IT Industry Blog | NorthRiver IT

The Secret to Meeting IT Compliance? Effective Employee Communications

Written by Chaz Hager | Jan 2, 2024 3:53:08 PM

There are hundreds of IT security regulations your business must comply with—and as business owners and managers, you recognize the critical importance of these rules and regulations. Failure to comply means you risk not only financial penalties, but unnecessary and avoidable risks and exposures for your business’s security.  

Following these regulations though, whether it’s a required educational seminar or specific processes, can feel tedious to even your most engaged employees. They probably even feel tedious to you sometimes, but because you recognize their importance, you’re about to power through pretty easily.  

So how do you get your employees on the same page with you and ensure you’re doing everything you need to meet compliance requirements?  

The answer lies in a concept called change management.  

What is Change Management? 

Change management can be defined as “a systematic approach to the transformation of goals, processes and technologies” with the goals to create “confident, positive, and optimistic stakeholders with the skills and commitment to ensure new initiatives succeed.” 

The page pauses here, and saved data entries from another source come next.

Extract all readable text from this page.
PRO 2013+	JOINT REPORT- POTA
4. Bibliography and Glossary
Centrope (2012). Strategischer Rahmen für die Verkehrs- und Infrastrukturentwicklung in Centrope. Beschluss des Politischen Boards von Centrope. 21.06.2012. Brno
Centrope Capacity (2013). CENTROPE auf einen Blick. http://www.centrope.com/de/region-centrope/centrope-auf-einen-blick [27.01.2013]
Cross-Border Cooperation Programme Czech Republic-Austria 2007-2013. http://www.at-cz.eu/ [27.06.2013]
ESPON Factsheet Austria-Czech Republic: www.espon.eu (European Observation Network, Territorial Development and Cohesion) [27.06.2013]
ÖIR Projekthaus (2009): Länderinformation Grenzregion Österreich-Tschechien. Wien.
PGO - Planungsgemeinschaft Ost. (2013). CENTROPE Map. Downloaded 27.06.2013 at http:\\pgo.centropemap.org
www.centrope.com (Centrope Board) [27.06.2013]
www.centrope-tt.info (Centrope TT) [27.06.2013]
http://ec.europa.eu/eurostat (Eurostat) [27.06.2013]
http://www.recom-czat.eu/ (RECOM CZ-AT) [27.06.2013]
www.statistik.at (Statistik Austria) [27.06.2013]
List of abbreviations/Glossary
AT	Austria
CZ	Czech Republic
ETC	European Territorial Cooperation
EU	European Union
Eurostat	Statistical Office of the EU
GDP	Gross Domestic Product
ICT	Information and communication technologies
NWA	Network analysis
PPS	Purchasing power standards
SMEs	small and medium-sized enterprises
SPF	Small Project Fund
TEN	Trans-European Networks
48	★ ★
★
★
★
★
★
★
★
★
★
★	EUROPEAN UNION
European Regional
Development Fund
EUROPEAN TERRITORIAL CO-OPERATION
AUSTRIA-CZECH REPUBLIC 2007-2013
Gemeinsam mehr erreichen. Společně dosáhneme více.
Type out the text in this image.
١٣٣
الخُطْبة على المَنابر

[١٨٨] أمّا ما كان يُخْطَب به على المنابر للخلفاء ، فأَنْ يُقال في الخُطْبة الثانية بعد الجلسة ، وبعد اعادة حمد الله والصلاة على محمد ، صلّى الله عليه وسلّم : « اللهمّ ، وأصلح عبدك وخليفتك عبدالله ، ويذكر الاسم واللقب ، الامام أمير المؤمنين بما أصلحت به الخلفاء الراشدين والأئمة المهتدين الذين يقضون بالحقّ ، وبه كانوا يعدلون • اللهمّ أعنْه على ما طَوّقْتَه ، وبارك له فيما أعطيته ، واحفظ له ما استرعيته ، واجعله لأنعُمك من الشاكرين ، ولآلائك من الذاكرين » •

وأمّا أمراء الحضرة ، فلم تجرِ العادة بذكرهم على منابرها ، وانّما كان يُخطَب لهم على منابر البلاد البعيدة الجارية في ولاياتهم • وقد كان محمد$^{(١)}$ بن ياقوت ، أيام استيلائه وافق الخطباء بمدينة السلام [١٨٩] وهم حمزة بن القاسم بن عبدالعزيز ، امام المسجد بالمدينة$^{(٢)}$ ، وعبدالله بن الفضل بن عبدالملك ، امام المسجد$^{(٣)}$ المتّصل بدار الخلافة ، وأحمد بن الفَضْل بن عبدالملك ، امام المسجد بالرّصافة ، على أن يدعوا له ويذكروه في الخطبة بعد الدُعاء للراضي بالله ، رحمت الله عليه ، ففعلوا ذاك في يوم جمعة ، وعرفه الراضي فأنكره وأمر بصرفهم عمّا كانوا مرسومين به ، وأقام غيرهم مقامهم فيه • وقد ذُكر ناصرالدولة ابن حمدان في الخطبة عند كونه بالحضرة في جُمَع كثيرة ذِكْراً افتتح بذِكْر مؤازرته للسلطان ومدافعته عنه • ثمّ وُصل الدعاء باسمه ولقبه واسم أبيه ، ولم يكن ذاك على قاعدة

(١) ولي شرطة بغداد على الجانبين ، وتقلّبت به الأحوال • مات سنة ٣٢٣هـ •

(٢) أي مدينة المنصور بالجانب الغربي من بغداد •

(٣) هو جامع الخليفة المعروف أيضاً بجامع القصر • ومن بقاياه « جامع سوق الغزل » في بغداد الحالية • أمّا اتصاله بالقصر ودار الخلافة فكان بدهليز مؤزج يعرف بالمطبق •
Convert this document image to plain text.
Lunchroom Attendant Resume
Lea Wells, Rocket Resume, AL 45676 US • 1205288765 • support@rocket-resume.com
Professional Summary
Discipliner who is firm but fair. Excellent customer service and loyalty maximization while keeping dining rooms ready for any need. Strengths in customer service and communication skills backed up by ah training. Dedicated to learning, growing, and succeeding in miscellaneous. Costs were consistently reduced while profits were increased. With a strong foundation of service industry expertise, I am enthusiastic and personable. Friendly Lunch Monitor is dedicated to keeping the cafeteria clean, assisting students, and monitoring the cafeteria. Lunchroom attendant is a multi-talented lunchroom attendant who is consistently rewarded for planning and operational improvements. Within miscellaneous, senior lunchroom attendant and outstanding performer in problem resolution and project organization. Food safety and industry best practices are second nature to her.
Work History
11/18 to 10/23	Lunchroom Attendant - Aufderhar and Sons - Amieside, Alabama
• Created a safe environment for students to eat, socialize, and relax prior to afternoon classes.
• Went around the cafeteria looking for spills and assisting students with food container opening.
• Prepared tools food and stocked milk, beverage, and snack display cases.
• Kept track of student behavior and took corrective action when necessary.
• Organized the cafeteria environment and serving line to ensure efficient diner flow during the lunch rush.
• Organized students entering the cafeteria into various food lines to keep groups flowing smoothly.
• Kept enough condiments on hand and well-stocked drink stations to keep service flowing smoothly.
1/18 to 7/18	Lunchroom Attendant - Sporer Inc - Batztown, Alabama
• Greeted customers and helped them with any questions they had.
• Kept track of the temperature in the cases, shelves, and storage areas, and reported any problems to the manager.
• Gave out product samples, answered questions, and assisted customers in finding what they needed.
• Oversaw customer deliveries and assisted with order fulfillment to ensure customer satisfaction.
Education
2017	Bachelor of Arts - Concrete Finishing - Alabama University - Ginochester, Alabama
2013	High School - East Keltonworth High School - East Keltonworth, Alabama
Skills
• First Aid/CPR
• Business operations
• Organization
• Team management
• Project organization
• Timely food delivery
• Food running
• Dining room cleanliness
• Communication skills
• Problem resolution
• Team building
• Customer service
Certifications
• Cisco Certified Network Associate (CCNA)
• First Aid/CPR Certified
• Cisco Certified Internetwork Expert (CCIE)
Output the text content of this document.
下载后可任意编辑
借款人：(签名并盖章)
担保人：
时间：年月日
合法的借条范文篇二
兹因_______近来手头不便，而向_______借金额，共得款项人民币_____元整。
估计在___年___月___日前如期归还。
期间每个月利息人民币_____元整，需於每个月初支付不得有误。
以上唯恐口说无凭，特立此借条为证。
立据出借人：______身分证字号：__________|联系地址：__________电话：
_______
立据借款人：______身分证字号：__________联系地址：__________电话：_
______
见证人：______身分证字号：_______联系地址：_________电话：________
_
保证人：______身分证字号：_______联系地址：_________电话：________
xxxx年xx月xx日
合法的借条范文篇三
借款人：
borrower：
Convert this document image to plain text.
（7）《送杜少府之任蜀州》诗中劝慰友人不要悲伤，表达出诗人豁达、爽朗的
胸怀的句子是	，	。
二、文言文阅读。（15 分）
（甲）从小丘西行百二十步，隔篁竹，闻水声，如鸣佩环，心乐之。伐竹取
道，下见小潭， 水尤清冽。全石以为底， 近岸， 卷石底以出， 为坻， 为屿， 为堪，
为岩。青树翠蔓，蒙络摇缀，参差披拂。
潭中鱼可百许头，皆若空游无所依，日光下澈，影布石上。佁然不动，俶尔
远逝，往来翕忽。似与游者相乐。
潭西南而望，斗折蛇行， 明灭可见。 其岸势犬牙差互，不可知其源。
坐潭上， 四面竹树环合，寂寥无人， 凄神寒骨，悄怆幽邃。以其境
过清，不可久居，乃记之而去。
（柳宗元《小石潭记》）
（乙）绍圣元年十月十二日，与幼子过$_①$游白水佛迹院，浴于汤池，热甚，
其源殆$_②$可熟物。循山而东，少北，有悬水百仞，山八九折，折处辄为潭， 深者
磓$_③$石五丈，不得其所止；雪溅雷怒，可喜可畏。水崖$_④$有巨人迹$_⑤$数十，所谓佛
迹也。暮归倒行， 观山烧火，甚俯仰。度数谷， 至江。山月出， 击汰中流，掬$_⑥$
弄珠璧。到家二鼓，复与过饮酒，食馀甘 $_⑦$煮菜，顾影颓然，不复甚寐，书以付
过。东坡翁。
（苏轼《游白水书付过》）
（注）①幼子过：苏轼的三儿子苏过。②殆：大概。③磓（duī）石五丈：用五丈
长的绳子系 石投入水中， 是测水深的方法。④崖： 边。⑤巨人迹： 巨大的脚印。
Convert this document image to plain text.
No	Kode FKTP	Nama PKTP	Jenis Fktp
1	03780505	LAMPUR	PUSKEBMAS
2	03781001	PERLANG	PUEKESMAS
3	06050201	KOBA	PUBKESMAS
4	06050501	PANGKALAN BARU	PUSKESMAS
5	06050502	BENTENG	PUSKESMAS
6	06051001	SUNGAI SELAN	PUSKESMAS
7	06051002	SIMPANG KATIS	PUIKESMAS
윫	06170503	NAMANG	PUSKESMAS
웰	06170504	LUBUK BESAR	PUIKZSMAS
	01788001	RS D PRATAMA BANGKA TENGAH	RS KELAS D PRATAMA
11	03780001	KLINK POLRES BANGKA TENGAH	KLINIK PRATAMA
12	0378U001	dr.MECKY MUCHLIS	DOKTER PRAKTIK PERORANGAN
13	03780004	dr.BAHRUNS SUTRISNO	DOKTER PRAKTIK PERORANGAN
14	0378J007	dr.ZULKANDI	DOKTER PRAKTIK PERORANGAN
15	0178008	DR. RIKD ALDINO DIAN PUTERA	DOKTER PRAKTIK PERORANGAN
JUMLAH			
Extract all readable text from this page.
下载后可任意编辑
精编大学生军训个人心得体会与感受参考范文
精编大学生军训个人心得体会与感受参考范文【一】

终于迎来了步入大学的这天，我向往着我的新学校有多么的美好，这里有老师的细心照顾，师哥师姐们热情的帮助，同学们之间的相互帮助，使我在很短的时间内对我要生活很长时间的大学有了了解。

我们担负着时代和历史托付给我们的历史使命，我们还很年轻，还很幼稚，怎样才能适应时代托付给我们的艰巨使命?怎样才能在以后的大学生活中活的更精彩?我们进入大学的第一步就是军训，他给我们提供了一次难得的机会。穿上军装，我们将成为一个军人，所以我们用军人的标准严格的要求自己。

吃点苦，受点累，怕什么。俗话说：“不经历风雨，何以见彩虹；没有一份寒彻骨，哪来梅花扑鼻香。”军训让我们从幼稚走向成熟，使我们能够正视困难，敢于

In other areas of your business, including many situations implementing new technologies and digital processes, change management is increasingly less about a top-down approach. Instead, making change is the work, as businesses prioritize adaptability and agility, with employees involved in changes from the outset.  

Managing change in this way is highly effective: the employees involved in execution are involved in the dialogue, planning, and strategy setting, ensuring their engagement and understanding of the goals.  

But by definition, regulations come from the top down—the very top of the country in fact—and there’s little wiggle room. Which means you have to lean on other methods of communication and team building to ensure your compliance needs are met.  

Change the Mindset Around Compliance 

Most of the time, we consider meeting compliance requirements and regulations a defensive task. You’re defending your business against the regulatory and legal liabilities and penalties. But if you can shift your mindset and your communications around compliance toward a more positive, beneficial one, it can make a big difference. 

After all, these regulations typically exist for a solid reason—often to protect you, your business, your employees, and their jobs. Take the time to set a compliance communications strategy that gets to the heart of these issues and help set perspective by discussing the larger cultural context of the regulations your business is impacted by.  

As part of your local, national, and global communities, your business must act with compliance at the core of everything you do—rather than just a necessary annoyance to appease regulators. Compliance can be reframed as something you do as good corporate citizens and community members. 

Vary Your Communication Channels and Delivery Methods 

It’s well-established that to effectively communicate an idea, concept, or message, it takes multiple delivery methods and channels and repetition, repetition, repetition. You can adopt this idea with your compliance communications strategy as well.  

For example, your employees may be required to follow a set of established rules and processes and clearly understand what’s required of them. It’s helpful to not only hold a training webinar and send a follow-up email, but to communicate repeatedly over time through all the available communications tools your business has. This could mean a regular posting schedule on your organizational intranet, a series of emails, webinars, Q&A sessions, short videos, posters, bulletin board postings, and more. Vary the visual with the written and the auditory. 

With something as important as meeting compliance standards, you’ll also want to consider making regulatory requirements a regular part of your all-hands meetings or town halls, whether they’re conducted in-person or remotely, or some hybrid of the two. Rather than hosting a separate event and pulling everyone away from their daily work, regularly addressing compliance in staff communication is a tactic that helps reinforce compliance as a regular and beneficial part of doing business. This also helps you break down information so it’s not overwhelming, but instead, short, memorable, and effective.